Studies of the Y-chromosomes genes of water buffalo have produced sequence data from specific genes, e.g., DEAD-Box Helicase 3 (DBY), Y-linked Zinc finger Y-chromosomal protein (ZFY), and Sex-determining Region Y (SRY) gene segments (Zhang et al. 2006; Yindee et al. 2010; Zhang et al. 2016). Sequencing of SRY identified a single SNP difference between river and swamp buffalo at position 202 of the coding region. PCR genotyping of this SNP was used to reveal male-mediated introgression of river-type buffalo into swamp buffalo in Southern China (Zhang et al. 2006). A 2310-bp Y-chromosome fragment was sequenced in 495 males (450 swamp and 45 river) from 35 populations spanning most of southeastern and central Asia (Zhang et al. 2016). Among swamp buffaloes sequence analysis identified only nine SNPs originating 11 haplotypes, of which four were frequent and seven rare. Only one SNP defining two haplotypes was found in river buffalo (Zhang et al. 2016). Nevertheless, the geographical distribution of the haplogroups and the values of haplotype diversity in swamp buffaloes corroborated the hypothesis of domestication around the border between China and Indochina (Zhang et al. 2016).

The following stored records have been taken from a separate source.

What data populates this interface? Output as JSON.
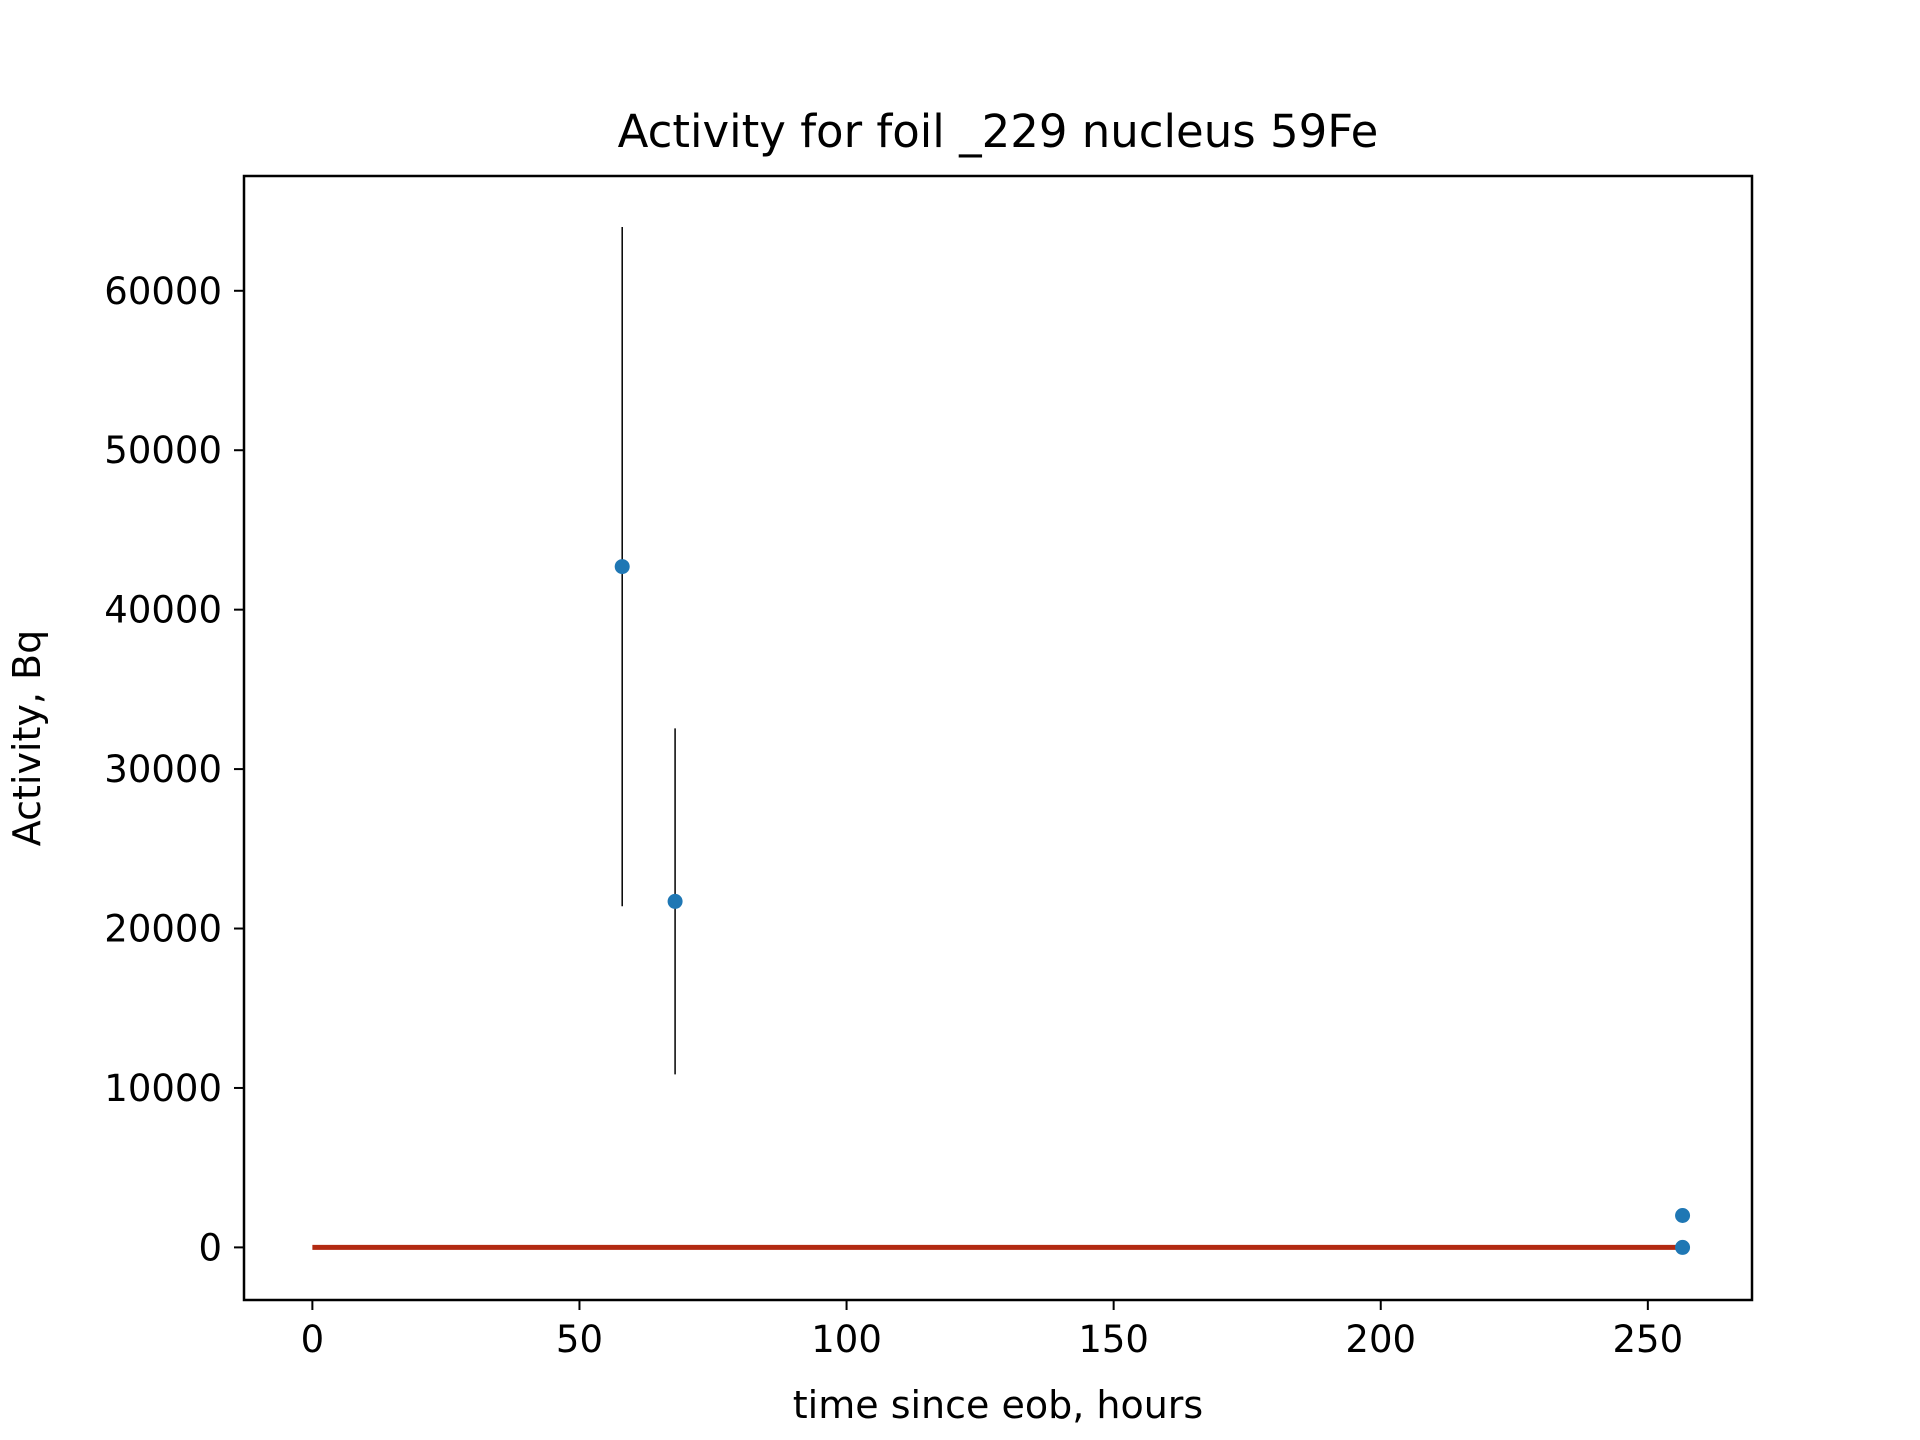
{
  "chart_data": {
    "type": "scatter",
    "title": "Activity for foil _229 nucleus 59Fe",
    "xlabel": "time since eob, hours",
    "ylabel": "Activity, Bq",
    "xlim": [
      -12.8,
      269.5
    ],
    "ylim": [
      -3300,
      67200
    ],
    "xticks": [
      0,
      50,
      100,
      150,
      200,
      250
    ],
    "yticks": [
      0,
      10000,
      20000,
      30000,
      40000,
      50000,
      60000
    ],
    "grid": false,
    "legend": "none",
    "series": [
      {
        "kind": "errorbar",
        "color": "#1f77b4",
        "points": [
          {
            "x": 58.0,
            "y": 42700,
            "yerr": 21300
          },
          {
            "x": 67.9,
            "y": 21700,
            "yerr": 10850
          },
          {
            "x": 256.5,
            "y": 2000,
            "yerr": 0
          },
          {
            "x": 256.5,
            "y": 0,
            "yerr": 0
          }
        ]
      },
      {
        "kind": "line",
        "color": "#b22a12",
        "x": [
          0,
          256.5
        ],
        "y": [
          0,
          0
        ]
      }
    ]
  }
}
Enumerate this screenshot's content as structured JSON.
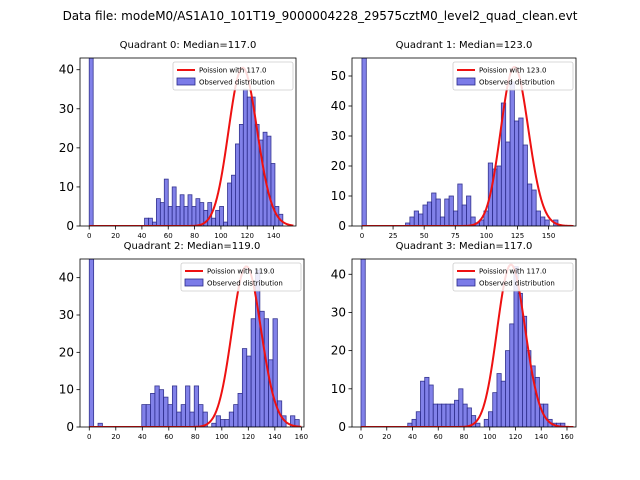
{
  "suptitle": "Data file: modeM0/AS1A10_101T19_9000004228_29575cztM0_level2_quad_clean.evt",
  "colors": {
    "bar_fill": "#7b7be8",
    "bar_edge": "#2a2a8a",
    "curve": "#ee1111"
  },
  "chart_data": [
    {
      "type": "bar",
      "title": "Quadrant 0: Median=117.0",
      "legend": [
        "Poission with 117.0",
        "Observed distribution"
      ],
      "legend_position": "top-right",
      "xlim": [
        -7,
        157
      ],
      "ylim": [
        0,
        43
      ],
      "xticks": [
        0,
        20,
        40,
        60,
        80,
        100,
        120,
        140
      ],
      "yticks": [
        0,
        10,
        20,
        30,
        40
      ],
      "bin_width": 3,
      "bin_start": 0,
      "values": [
        43,
        0,
        0,
        0,
        0,
        0,
        0,
        0,
        0,
        0,
        0,
        0,
        0,
        0,
        2,
        2,
        1,
        7,
        6,
        12,
        5,
        10,
        5,
        8,
        5,
        8,
        5,
        7,
        6,
        4,
        6,
        2,
        4,
        5,
        1,
        11,
        13,
        21,
        26,
        35,
        33,
        33,
        26,
        22,
        24,
        23,
        16,
        5,
        3
      ],
      "poisson_mean": 117.0,
      "poisson_scale": 40.5
    },
    {
      "type": "bar",
      "title": "Quadrant 1: Median=123.0",
      "legend": [
        "Poission with 123.0",
        "Observed distribution"
      ],
      "legend_position": "top-right",
      "xlim": [
        -8,
        172
      ],
      "ylim": [
        0,
        56
      ],
      "xticks": [
        0,
        25,
        50,
        75,
        100,
        125,
        150
      ],
      "yticks": [
        0,
        10,
        20,
        30,
        40,
        50
      ],
      "bin_width": 3.5,
      "bin_start": 0,
      "values": [
        56,
        0,
        0,
        0,
        0,
        0,
        0,
        0,
        0,
        0,
        1,
        3,
        5,
        4,
        7,
        8,
        11,
        9,
        3,
        9,
        10,
        5,
        14,
        7,
        10,
        3,
        1,
        2,
        5,
        21,
        19,
        20,
        41,
        28,
        48,
        35,
        36,
        27,
        14,
        12,
        5,
        3,
        2,
        0,
        2
      ],
      "poisson_mean": 123.0,
      "poisson_scale": 53.0
    },
    {
      "type": "bar",
      "title": "Quadrant 2: Median=119.0",
      "legend": [
        "Poission with 119.0",
        "Observed distribution"
      ],
      "legend_position": "top-right",
      "xlim": [
        -7,
        162
      ],
      "ylim": [
        0,
        45
      ],
      "xticks": [
        0,
        20,
        40,
        60,
        80,
        100,
        120,
        140,
        160
      ],
      "yticks": [
        0,
        10,
        20,
        30,
        40
      ],
      "bin_width": 3.3,
      "bin_start": 0,
      "values": [
        45,
        0,
        1,
        0,
        0,
        0,
        0,
        0,
        0,
        0,
        0,
        0,
        6,
        6,
        9,
        11,
        10,
        8,
        6,
        11,
        4,
        6,
        11,
        4,
        11,
        6,
        4,
        0,
        1,
        3,
        2,
        2,
        4,
        6,
        9,
        21,
        19,
        29,
        42,
        31,
        29,
        18,
        29,
        7,
        3,
        0,
        3,
        2
      ],
      "poisson_mean": 119.0,
      "poisson_scale": 43.0
    },
    {
      "type": "bar",
      "title": "Quadrant 3: Median=117.0",
      "legend": [
        "Poission with 117.0",
        "Observed distribution"
      ],
      "legend_position": "top-right",
      "xlim": [
        -7,
        167
      ],
      "ylim": [
        0,
        44
      ],
      "xticks": [
        0,
        20,
        40,
        60,
        80,
        100,
        120,
        140,
        160
      ],
      "yticks": [
        0,
        10,
        20,
        30,
        40
      ],
      "bin_width": 3.3,
      "bin_start": 0,
      "values": [
        44,
        0,
        0,
        0,
        0,
        0,
        0,
        0,
        0,
        0,
        0,
        1,
        2,
        4,
        12,
        13,
        11,
        6,
        6,
        6,
        6,
        6,
        7,
        10,
        6,
        5,
        3,
        1,
        0,
        2,
        4,
        9,
        14,
        12,
        20,
        27,
        42,
        35,
        29,
        20,
        16,
        13,
        6,
        6,
        2,
        1,
        1,
        1
      ],
      "poisson_mean": 117.0,
      "poisson_scale": 42.5
    }
  ]
}
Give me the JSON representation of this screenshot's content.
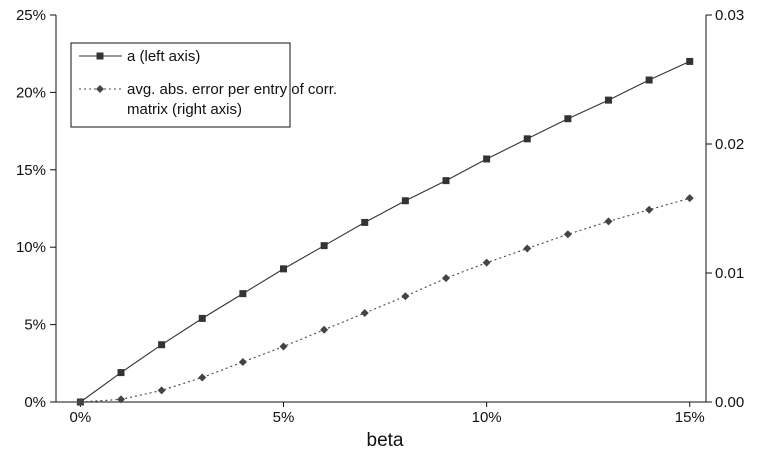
{
  "chart_data": {
    "type": "line",
    "xlabel": "beta",
    "x": [
      0,
      1,
      2,
      3,
      4,
      5,
      6,
      7,
      8,
      9,
      10,
      11,
      12,
      13,
      14,
      15
    ],
    "xlim": [
      -0.6,
      15.4
    ],
    "xticks": [
      0,
      5,
      10,
      15
    ],
    "xtick_labels": [
      "0%",
      "5%",
      "10%",
      "15%"
    ],
    "y_left": {
      "ylim": [
        0,
        25
      ],
      "ticks": [
        0,
        5,
        10,
        15,
        20,
        25
      ],
      "tick_labels": [
        "0%",
        "5%",
        "10%",
        "15%",
        "20%",
        "25%"
      ]
    },
    "y_right": {
      "ylim": [
        0,
        0.03
      ],
      "ticks": [
        0,
        0.01,
        0.02,
        0.03
      ],
      "tick_labels": [
        "0.00",
        "0.01",
        "0.02",
        "0.03"
      ]
    },
    "series": [
      {
        "name": "a (left axis)",
        "axis": "left",
        "line_style": "solid",
        "marker": "square",
        "color": "#333333",
        "values": [
          0.0,
          1.9,
          3.7,
          5.4,
          7.0,
          8.6,
          10.1,
          11.6,
          13.0,
          14.3,
          15.7,
          17.0,
          18.3,
          19.5,
          20.8,
          22.0
        ]
      },
      {
        "name": "avg. abs. error per entry of corr. matrix (right axis)",
        "axis": "right",
        "line_style": "dotted",
        "marker": "diamond",
        "color": "#444444",
        "values": [
          0.0,
          0.0002,
          0.0009,
          0.0019,
          0.0031,
          0.0043,
          0.0056,
          0.0069,
          0.0082,
          0.0096,
          0.0108,
          0.0119,
          0.013,
          0.014,
          0.0149,
          0.0158
        ]
      }
    ],
    "legend": {
      "placement": "top-left",
      "lines": [
        [
          "a (left axis)"
        ],
        [
          "avg. abs. error per entry of corr.",
          "matrix (right axis)"
        ]
      ]
    },
    "grid": false
  }
}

Despite the lack of a buffalo Y-chromosome reference assembly, sequencing of whole genomes of about 90 male buffaloes from different geographical areas produced Y-chromosome data (Fig. 2.5) (Sun et al. 2020). A total of 520 Y-chromosome specific SNPs were detected in these data, which identified a clear subdivision of the paternal lineages into swamp- (YS) and river-type clades (YR). Two haplogroups were identified within each clade: swamp-type haplogroups YS1 and YS2 are spread across the whole distribution area of the subspecies, although with varying frequencies, while river-type haplogroups were geographically separated, YR1 and YR2 were detected in southern Asia and Italy, respectively. The YR clade haplotypes have been identified in swamp individuals showing the male-mediated river buffalo introgression into swamp buffalo populations due to crossbreeding plans to improve productivity (Fig. 2.5). Y-chromosome data confirms the clear genetic subdivision between river and swamp paternal lineages, indicating that they originated from different wild ancestral population.

7 Conclusions

Y-chromosome specific loci and mitochondrial genome variation suggest that swamp and river buffaloes were domesticated from different ancestral populations that had already diverged due to prolonged isolation following glacial events during the early Pleistocene period. Likely domestication sites of river and swamp buffaloes were the northwestern Indian subcontinent and the China/Indochina border region, respectively (Kumar et al. 2007b; Yindee et al. 2010; Nagarajan et al. 2015; Zhang et al. 2016). This hypothesis has been confirmed by microsatellite loci (Kumar et al. 2006; Vijh et al. 2008; Zhang et al. 2011, 2020) and genome-wide SNP analysis (Colli et al. 2018). River buffaloes have fewer haplotypes and lower overall diversity compared with swamp buffalo for both mtDNA and Y-chromosome markers, which contrasts with the higher values of genomic diversity estimated in river buffaloes compared to swamp buffalo based on whole-genome sequence data (Luo et al. 2020). These differences may be explained by taking demographic effects into account. Inference drawn from whole-genome sequences showed that around 100 thousand years ago river buffalo ancestors experienced a four times larger population expansion compared to swamp buffalo ancestors (Luo et al. 2020). This expansion of the ancestral river buffalo likely led to increased diversity of which only a small amount was sampled when domestication occurred, resulting in a reduction in uniparental lineages while nuclear genomic diversity was maintained in the background. Another explanation may be that in swamp buffalo domestication captured a proportion of diversity from wild population with a high variability of uniparental markers but a generally lower nuclear genomic diversity. Following domestication swamp buffalo variation increased due to a further introgression from wild populations (Zhang et al. 2016).